Last week wednesday I read an article on CNBC who did an interview with Kasper Rorsted (Chief Executive at Adidas). Rorsted stated that Adidas are looking to quadruple its ecommerce revenue by 2020.
Now that in itself is nothing spectacular for a company such as Adidas. However, he stated that Adidas will primarily focus its attention on digital channels. He went as far as to say that it would leave TV-Advertising behind entirely.
As much as I personally applaud the fact that a strong brand is willing and able to invest in digital as their primary source for customer acquisition, I find it somewhat troubling to focus only on one channel.
What makes for a solid marketing mix?
Now a lot can be said for digital advertising. It is measurable, the ROIs are plannable and its granularity is unparalleled. Yet one thing Rorsted said troubles me a little; “It’s clear that the younger consumer engages with us predominantly over the mobile device” (K. Rorsted)
As much as this might be true, I highly doubt that the statement reflects the customer demographics of Adidas. Nor does it reflect the socio-demographics of “all online users”.
The last few years there has been a clear shift towards the middle age groups in terms of socio-demographics on the internet. The generation that is currently between 29-34 is by far the highest represented on the largest social media networks.
Digital Engagement is key for us; you don’t see TV advertising anymore – Kasper Rorsted said
This age demographics can not really be described as youngsters. Next to that, the age demographic with the highest online purchasing power is somewhere between 35-45 (in fashion).
Now as much as I love my online marketing channels, I also know that a solid marketing mix is key to longterm success. More and more pure online players (i.e.: Zalando & Amazon) are looking to invest in brick mortar stores and are gaining mainstream popularity through traditional offline channels.
The future of TV
With smart TVs on the rise and TV apps becoming more engaging / smarter, I would personally not write this medium off just yet. TV still has an overall penetration rate of around 75% of the total population.
The cross-medial channel integration of online and TV can work really well for certain business models. I hope that we will see a stronger blend of native advertising and TV in the near future. We need to make TV commercials relevant for the customer (again) and make sure that the channel break is as seamless as possible. Realtime TV in-app purchases could be a true dealbreaker in the future.
We should embrace the possibilities of that beautiful large screen that TV presents us with, and I would not write it off just yet. As a communication and branding channel it might be too expensive at the moment, but we need to use our digital knowledge to make advertising on TV sexy again.
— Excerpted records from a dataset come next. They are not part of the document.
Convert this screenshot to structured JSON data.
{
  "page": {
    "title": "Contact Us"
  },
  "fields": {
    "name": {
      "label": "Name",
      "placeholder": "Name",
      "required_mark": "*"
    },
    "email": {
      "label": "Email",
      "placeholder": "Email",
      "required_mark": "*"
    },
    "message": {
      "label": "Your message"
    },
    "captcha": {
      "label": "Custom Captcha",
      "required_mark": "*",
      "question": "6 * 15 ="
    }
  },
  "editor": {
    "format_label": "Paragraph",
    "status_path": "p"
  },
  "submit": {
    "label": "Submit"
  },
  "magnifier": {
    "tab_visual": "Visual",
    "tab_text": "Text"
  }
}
I would not write TV off just yet
All in all, I personally believe that it comes down to the business model and fashion (in my opinion) can benefit strongly from a multi-channel marketing approach. What is important however, is to work with the data of each and every channel.
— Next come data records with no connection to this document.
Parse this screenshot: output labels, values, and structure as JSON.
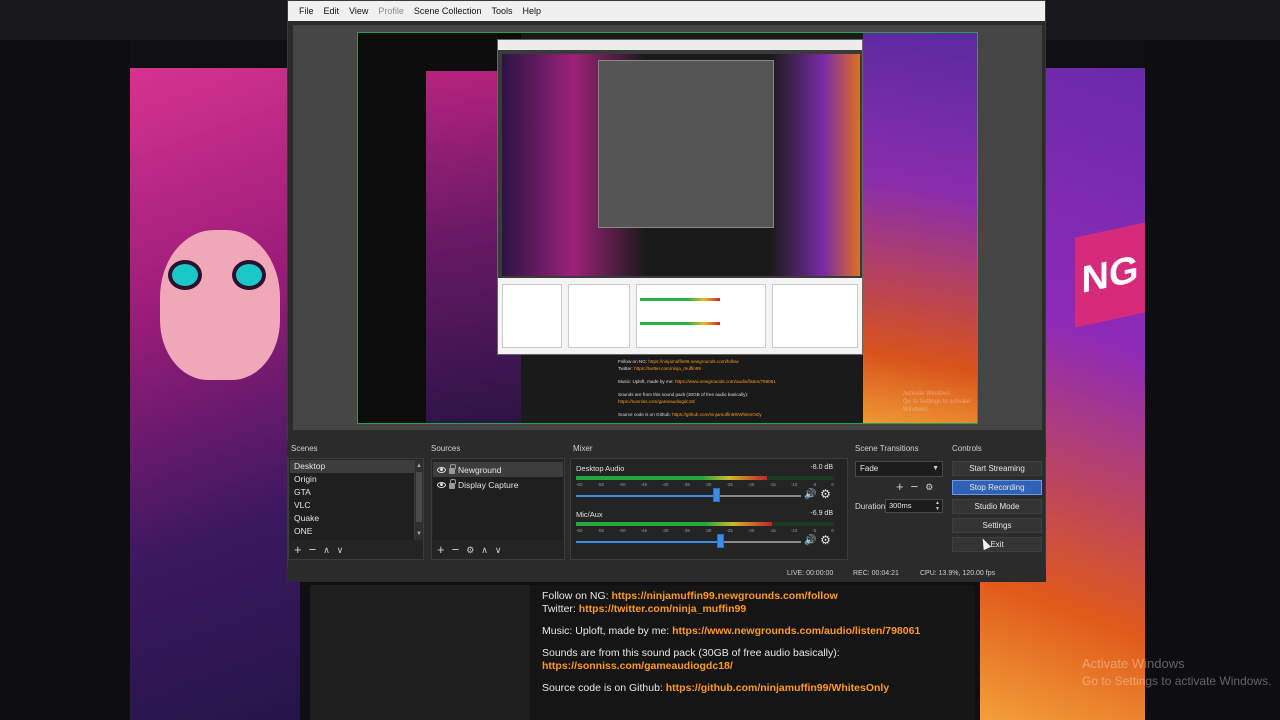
{
  "menu": [
    "File",
    "Edit",
    "View",
    "Profile",
    "Scene Collection",
    "Tools",
    "Help"
  ],
  "docks": {
    "scenes_title": "Scenes",
    "sources_title": "Sources",
    "mixer_title": "Mixer",
    "transitions_title": "Scene Transitions",
    "controls_title": "Controls"
  },
  "scenes": [
    "Desktop",
    "Origin",
    "GTA",
    "VLC",
    "Quake",
    "ONE"
  ],
  "sources": [
    "Newground",
    "Display Capture"
  ],
  "mixer": {
    "channels": [
      {
        "name": "Desktop Audio",
        "db": "-8.0 dB",
        "level": 0.74,
        "fader": 0.62
      },
      {
        "name": "Mic/Aux",
        "db": "-6.9 dB",
        "level": 0.76,
        "fader": 0.64
      }
    ],
    "ticks": [
      "-60",
      "-55",
      "-50",
      "-45",
      "-40",
      "-35",
      "-30",
      "-25",
      "-20",
      "-15",
      "-10",
      "-5",
      "0"
    ]
  },
  "transitions": {
    "selected": "Fade",
    "duration_label": "Duration",
    "duration_value": "300ms"
  },
  "controls": {
    "start_streaming": "Start Streaming",
    "stop_recording": "Stop Recording",
    "studio_mode": "Studio Mode",
    "settings": "Settings",
    "exit": "Exit"
  },
  "status": {
    "live": "LIVE: 00:00:00",
    "rec": "REC: 00:04:21",
    "cpu": "CPU: 13.9%, 120.00 fps"
  },
  "overlay_text": {
    "follow_label": "Follow on NG: ",
    "follow_link": "https://ninjamuffin99.newgrounds.com/follow",
    "twitter_label": "Twitter: ",
    "twitter_link": "https://twitter.com/ninja_muffin99",
    "music_label": "Music: Uploft, made by me: ",
    "music_link": "https://www.newgrounds.com/audio/listen/798061",
    "sounds_line": "Sounds are from this sound pack (30GB of free audio basically):",
    "sounds_link": "https://sonniss.com/gameaudiogdc18/",
    "source_label": "Source code is on Github: ",
    "source_link": "https://github.com/ninjamuffin99/WhitesOnly"
  },
  "watermark": {
    "line1": "Activate Windows",
    "line2": "Go to Settings to activate Windows."
  },
  "wall_sign": "NG",
  "colors": {
    "accent_blue": "#2f62b5",
    "link_orange": "#ff9a1f",
    "preview_border": "#1fa64a"
  }
}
A multi-channel strategy fuels cross-platform buys and it is a little bit more tricky to derive its ROI entirely. But as cross-device tracking becomes better and more advanced, we should embrace all channels at our disposal.
I am looking forward to seeing how this turns out for Adidas. Kasper Rorsted did a fantastic job at Henkel in the last few years with its digital marketing strategy. So if anyone can pull it off, it is surely him. Digital fashion is growing fast and it has evolved well in the last few years. One thing is for sure, TV is not where it should be right now. The media companies as well as Samsung, Philips, Google, Apple and friends need to act fast – and step up their game, or they will miss the digital boat.